ZINGARETTI SI FREGA LE MANI
A proposito, il neosegretario dem osserva l’estrema frammentazione alla sua sinistra con un soddisfatto sorriso felino: il suo disegno, come noto, è un Pd che vada dal centro di Calenda proprio alla sinistra radicale. Lo sforzo calamitante di Zingaretti pare già soddisfatto da diverse adesioni avvenute o in corso: l’ex fuoriuscito Enrico Rossi, governatore della Toscana, è rientrato; al Pd si sta avvicinando passo passo la rinata Laura Boldrini; nella direzione del partito è approdato Marco Furfaro, 39 anni, toscano di Pistoia, ex Sel e primo dei non eletti nella lista Tsipras cinque anni fa; senza dire dell’ex sindaco di Milano Giuliano Pisapia (un tempo Rifondazione e poi Sel) che a fine maggio sarà capolista dem nel collegio nordovest (Lombardia, Piemonte e Liguria).
Pisapia

C’è tuttavia chi ipotizza che la strategia di Zingaretti verso la sua sponda sinistra sia stata un po’ cinica o quanto meno ambigua: da un lato ha incamerato alcuni singoli ex Sel e si è ripreso la vecchia “ditta” bersaniana; d’altro lato si è guardato dal chiamare gruppi più organizzati (come i Verdi e Possibile) per un’alleanza vera e propria come ai tempi dell’Ulivo. «Tante parole sull’apertura a sinistra, poi Zingaretti ha avuto di nuovo paura di impermalosire i renziani», commenta sarcastico Pippo Civati, ex pd ed ex leader di Possibile, oggi «ritirato a vita privata, faccio l’editore e sto benissimo».

Ad ogni modo, adesso l’area della cosiddetta sinistra radicale è ai suoi minimi storici, almeno in termini di partiti, sigle e forza attrattiva del suo ceto politico. E il voto del 26 maggio potrebbe mettere fine alla sua agonia danzante di rivolgimenti, risse, livori, scissioni, ricongiunzioni, caroselli di somme e sottrazioni.
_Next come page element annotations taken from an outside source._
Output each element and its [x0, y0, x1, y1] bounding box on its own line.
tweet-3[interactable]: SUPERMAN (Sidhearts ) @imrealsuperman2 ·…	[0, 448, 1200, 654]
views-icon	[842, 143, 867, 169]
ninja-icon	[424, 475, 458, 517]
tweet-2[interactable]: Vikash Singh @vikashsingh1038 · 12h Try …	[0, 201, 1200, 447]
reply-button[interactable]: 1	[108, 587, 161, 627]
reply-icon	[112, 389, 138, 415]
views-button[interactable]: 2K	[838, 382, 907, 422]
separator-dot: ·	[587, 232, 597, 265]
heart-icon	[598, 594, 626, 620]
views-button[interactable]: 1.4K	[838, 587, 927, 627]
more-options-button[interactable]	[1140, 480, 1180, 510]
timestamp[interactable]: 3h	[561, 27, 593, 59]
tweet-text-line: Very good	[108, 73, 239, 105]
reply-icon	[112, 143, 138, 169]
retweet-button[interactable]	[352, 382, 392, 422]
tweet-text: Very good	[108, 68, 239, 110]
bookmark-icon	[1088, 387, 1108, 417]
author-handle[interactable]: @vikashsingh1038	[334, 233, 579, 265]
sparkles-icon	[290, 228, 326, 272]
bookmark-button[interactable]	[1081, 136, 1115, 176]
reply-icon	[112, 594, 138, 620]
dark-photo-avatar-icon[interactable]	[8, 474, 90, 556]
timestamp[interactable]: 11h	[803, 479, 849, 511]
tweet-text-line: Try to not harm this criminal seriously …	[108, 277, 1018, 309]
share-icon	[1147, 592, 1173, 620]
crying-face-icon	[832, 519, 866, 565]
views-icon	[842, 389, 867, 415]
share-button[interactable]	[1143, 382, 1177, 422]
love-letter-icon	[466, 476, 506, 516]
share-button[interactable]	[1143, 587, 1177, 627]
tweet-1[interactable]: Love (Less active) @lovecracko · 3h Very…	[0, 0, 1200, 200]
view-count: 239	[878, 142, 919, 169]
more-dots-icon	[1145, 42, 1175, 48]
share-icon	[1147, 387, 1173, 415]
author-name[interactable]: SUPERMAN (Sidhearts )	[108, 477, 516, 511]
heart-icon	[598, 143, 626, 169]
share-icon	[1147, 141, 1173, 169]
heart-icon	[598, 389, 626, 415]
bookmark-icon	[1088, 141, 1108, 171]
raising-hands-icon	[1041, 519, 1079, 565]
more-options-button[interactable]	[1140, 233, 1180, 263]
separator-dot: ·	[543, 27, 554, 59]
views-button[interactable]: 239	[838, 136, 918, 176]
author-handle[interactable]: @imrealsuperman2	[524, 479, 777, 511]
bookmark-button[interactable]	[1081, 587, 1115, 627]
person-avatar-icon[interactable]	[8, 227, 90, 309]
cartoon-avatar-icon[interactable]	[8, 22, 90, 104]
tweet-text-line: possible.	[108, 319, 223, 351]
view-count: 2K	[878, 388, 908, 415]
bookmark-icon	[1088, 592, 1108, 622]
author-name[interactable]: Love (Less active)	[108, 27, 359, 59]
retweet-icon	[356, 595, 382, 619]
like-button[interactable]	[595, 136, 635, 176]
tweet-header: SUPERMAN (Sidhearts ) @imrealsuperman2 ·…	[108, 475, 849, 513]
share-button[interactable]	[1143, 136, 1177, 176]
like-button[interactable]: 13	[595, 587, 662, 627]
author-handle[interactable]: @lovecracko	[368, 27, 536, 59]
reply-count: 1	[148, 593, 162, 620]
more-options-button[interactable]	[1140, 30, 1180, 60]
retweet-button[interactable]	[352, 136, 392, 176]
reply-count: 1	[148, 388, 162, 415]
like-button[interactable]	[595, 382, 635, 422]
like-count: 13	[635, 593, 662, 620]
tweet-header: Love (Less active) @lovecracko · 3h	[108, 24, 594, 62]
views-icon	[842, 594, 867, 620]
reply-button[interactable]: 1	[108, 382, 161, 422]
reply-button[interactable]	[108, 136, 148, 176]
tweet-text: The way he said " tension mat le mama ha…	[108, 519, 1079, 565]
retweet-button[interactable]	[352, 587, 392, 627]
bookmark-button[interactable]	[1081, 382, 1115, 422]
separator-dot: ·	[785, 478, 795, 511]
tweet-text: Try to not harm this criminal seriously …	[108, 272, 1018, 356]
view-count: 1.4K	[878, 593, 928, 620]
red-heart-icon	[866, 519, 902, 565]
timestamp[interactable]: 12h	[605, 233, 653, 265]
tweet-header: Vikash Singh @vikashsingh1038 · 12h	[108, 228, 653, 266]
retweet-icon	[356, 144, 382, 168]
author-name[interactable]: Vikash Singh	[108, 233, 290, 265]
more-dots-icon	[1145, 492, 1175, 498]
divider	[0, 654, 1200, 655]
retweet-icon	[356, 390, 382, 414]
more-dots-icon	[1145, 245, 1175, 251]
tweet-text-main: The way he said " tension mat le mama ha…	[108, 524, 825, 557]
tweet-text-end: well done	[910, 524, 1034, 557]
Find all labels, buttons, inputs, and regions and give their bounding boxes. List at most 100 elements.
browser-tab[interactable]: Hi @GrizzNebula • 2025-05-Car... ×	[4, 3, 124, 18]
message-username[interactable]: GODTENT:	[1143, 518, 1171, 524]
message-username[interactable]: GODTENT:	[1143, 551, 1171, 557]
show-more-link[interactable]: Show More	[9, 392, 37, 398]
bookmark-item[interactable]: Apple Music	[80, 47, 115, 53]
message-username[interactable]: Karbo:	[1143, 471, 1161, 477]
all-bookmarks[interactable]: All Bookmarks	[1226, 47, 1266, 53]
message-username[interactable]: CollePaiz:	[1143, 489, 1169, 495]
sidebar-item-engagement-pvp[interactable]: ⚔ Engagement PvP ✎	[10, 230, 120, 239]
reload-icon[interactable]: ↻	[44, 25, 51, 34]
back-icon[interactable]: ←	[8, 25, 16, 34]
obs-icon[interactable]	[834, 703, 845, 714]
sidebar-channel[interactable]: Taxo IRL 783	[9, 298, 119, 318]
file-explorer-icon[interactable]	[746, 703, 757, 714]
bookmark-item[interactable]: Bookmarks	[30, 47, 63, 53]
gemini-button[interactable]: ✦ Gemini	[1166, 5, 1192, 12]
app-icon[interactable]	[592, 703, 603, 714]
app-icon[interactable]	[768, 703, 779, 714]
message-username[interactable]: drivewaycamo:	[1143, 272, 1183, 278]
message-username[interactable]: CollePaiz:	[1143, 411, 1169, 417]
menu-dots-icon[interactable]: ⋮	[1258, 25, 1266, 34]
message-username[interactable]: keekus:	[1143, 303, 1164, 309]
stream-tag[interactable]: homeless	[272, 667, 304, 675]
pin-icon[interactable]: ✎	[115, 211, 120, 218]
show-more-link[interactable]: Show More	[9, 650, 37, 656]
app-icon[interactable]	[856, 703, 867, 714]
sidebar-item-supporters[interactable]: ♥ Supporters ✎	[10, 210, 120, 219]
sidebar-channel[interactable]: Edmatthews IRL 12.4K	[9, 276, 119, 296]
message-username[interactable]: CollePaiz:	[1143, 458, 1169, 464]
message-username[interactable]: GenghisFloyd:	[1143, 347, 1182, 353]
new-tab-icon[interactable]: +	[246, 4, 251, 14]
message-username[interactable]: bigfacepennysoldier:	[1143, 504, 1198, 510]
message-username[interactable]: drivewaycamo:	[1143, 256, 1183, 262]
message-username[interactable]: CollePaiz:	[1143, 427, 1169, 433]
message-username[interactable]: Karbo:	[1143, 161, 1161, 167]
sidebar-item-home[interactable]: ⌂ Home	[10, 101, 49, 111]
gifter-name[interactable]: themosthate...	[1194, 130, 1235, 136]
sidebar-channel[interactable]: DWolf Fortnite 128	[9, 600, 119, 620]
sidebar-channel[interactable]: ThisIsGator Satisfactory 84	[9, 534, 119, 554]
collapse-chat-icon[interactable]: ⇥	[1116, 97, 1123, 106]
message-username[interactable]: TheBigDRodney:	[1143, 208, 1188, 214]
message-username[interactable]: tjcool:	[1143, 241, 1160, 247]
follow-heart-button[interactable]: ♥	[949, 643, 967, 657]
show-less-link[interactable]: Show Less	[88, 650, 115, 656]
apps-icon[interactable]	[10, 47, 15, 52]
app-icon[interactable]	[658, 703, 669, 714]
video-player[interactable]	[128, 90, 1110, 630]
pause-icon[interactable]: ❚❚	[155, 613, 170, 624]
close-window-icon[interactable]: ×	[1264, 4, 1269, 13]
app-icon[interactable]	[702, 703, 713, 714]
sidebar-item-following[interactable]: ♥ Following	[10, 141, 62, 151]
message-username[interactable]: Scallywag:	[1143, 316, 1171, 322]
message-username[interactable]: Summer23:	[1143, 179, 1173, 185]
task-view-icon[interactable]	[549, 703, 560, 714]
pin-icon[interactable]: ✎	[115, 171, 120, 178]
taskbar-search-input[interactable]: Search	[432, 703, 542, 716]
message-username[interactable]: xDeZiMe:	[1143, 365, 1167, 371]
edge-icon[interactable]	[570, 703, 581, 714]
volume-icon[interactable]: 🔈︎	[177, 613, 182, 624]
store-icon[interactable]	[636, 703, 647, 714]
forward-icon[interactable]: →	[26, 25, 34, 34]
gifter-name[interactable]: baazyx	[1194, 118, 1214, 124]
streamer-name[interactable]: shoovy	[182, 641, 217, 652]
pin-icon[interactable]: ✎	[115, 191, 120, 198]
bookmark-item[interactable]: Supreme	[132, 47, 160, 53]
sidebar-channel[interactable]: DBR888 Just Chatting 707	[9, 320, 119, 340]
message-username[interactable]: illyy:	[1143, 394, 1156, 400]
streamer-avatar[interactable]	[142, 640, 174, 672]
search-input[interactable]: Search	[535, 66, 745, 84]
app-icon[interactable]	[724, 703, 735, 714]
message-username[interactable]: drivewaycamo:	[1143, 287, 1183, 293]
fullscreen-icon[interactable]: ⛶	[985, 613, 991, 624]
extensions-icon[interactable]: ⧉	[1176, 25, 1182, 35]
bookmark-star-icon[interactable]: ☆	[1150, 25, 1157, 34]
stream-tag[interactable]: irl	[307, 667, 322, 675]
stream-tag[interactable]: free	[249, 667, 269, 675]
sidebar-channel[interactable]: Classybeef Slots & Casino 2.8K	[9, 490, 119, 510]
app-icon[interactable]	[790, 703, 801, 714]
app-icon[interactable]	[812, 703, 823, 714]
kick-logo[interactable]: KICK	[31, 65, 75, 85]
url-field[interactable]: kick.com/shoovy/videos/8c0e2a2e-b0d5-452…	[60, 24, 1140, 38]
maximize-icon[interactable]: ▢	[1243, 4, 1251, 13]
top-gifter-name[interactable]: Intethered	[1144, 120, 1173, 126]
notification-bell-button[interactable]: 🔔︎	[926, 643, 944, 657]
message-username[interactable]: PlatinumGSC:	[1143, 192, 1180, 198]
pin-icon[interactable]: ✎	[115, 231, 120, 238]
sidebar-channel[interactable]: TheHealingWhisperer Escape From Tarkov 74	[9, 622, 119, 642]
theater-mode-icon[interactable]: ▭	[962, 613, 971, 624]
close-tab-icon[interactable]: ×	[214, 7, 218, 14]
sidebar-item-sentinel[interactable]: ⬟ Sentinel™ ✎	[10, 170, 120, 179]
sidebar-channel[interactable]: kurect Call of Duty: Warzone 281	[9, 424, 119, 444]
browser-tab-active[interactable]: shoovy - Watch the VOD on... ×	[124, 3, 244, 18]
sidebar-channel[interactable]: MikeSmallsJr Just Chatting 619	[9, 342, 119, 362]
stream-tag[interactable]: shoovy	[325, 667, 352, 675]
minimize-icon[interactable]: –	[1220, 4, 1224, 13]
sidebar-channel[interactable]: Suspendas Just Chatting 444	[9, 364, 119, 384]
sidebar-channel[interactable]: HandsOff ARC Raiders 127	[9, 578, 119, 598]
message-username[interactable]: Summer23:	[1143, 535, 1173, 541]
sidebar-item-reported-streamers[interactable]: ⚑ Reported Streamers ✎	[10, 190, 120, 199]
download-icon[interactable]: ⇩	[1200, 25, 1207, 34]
E non è detto che sia una disgrazia, per i suoi stessi ideali. Anzi: forse solo una traumatica cesura potrebbe consentire alla sinistra delle persone (quella che era con altri nella piazza antirazzista di Milano così come nella piazza sindacale di Landini a Roma, oltre a essere vivissima in migliaia di associazioni e ong sui territori) di avviare un radicale e vitale ricambio di rappresentanza, ma soprattutto di prassi.